また、BEP99−6では7m付近でおよそ2000年間分の堆積の間隙があるものとみられる他、4m90cmでも小さいハイエイタスがある可能性がある。ここでは断層の相対的隆起側が海側となっており、断層運動の直後には堆積よりも無堆積もしくは削剥の環境に転じていたものと考えられる。
以上のことを考慮しながら、イベント層準を求めた。通常は相対的隆起側と沈降側の2本のコア試料で対比を行ってきたが、今回は現在までに4本の試料で詳細な解析がなされたので、これらを組み合わせて検討した。その結果、全部で5つのイベントが推定された。以下に詳細を示す。

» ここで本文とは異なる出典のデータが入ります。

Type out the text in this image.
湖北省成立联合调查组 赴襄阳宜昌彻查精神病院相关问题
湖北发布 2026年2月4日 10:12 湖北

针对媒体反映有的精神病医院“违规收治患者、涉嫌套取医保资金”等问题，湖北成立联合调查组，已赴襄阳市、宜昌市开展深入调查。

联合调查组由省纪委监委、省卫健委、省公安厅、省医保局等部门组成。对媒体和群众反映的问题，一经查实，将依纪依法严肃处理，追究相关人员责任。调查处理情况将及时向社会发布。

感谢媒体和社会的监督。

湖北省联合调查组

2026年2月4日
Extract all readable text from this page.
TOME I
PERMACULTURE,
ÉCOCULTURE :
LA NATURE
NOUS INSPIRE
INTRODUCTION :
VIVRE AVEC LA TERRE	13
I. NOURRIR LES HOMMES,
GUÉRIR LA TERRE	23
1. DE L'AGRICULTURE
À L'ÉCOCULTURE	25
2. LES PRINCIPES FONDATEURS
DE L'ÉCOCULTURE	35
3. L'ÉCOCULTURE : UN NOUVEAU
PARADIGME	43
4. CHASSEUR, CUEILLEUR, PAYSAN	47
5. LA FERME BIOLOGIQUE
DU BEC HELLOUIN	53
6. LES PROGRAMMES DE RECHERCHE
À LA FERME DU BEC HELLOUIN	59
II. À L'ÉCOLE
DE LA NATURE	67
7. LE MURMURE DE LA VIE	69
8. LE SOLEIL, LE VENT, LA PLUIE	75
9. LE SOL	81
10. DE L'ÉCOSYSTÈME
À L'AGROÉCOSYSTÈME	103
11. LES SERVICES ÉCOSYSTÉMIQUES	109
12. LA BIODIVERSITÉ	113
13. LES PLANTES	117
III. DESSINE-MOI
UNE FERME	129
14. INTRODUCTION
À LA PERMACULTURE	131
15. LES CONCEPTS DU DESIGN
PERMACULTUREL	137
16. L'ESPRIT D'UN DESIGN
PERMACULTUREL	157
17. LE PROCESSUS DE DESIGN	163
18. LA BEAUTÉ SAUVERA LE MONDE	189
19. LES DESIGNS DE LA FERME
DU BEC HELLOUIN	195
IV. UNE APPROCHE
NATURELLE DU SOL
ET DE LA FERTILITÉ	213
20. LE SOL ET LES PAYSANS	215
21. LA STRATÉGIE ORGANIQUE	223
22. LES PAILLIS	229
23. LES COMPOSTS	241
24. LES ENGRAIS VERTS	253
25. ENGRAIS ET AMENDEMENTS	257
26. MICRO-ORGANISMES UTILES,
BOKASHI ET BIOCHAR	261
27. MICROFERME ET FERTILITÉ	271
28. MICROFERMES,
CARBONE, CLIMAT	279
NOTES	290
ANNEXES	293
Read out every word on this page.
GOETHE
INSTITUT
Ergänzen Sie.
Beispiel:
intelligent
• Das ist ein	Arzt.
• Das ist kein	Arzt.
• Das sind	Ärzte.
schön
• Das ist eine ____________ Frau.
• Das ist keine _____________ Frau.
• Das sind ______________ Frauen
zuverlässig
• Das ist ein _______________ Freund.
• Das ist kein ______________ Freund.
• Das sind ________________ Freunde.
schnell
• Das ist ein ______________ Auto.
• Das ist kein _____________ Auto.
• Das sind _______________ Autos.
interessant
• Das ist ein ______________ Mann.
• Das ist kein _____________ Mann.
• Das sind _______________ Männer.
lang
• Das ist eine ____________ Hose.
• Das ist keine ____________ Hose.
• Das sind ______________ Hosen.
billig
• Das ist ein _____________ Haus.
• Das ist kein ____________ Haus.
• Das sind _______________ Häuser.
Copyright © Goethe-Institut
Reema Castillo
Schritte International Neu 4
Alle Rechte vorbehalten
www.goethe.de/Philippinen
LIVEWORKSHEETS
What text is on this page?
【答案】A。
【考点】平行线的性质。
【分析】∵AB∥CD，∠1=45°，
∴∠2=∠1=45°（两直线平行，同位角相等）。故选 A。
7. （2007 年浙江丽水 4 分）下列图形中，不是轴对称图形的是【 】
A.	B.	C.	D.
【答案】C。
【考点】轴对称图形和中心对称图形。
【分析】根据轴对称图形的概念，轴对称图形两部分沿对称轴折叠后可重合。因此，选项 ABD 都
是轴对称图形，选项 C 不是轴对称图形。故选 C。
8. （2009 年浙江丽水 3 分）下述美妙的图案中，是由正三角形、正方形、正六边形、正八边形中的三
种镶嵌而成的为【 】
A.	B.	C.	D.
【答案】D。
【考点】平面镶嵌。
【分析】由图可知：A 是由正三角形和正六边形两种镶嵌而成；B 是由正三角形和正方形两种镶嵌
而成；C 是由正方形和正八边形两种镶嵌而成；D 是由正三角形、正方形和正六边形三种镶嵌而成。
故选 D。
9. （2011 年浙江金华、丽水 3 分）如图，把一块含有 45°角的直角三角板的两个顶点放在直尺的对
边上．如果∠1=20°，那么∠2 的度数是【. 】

・イベント1 BEP99−4で190−290cmの間。ウエッジ1はこのイベントの上部に存在する。およそ800yBP。
・イベント2 BEP99−4で590−700cm。ウエッジ2に対応。下位で2500yBP程度の値が得られている。上位にはスコリア層があり、この年代が約2000yBPであることからその間の年代値をとると考えられる。ただし、スコリア層堆積時にはまだ完全に埋め戻しがおわっておらず、堆積速度が沈降側でやや速い状態は少し続いている。このイベント時には明らかにこの試料でもっとも顕著な堆積イベントが起こっており、この間の1mほどの堆積物は非常に短期間に堆積したと考えられる。
・イベント3 BEP99−4で700−830cmの間。コア6とコア4の堆積物層の厚さが130cmと80cmと大きく異なることからイベントを設定したが、他に対比面もなく確実性は低い。
・イベント4 BEP99−4で880−980cmの間。コア6ではこれより下の層準は欠如している部分があるので、沈降側のコアのみでイベントを推定した。コア3とコア4では火山灰の層準では70cmの差しかないのに浮石層では1mほどの差があることからイベントの存在を考えた。
・イベント5 BEP99−4で980−1080cmの間。浮石層の下では堆積速度が非常に遅く、対比は難しい。BEP99−4の1080cm付近にみられるアカホヤの再堆積堆積物とみられるピーク(63−125μmの堆積物にみられる)はBEP99−3、1と、断層から離れるにつれて小さくなる。またその30cmほど上位にみられる同じく浮石や岩片などの粗粒堆積物を多く含む層準もBEP99−1では不明瞭となり、ここで断層に近い所とやや遠い所で大きな堆積速度の差があったことを示す。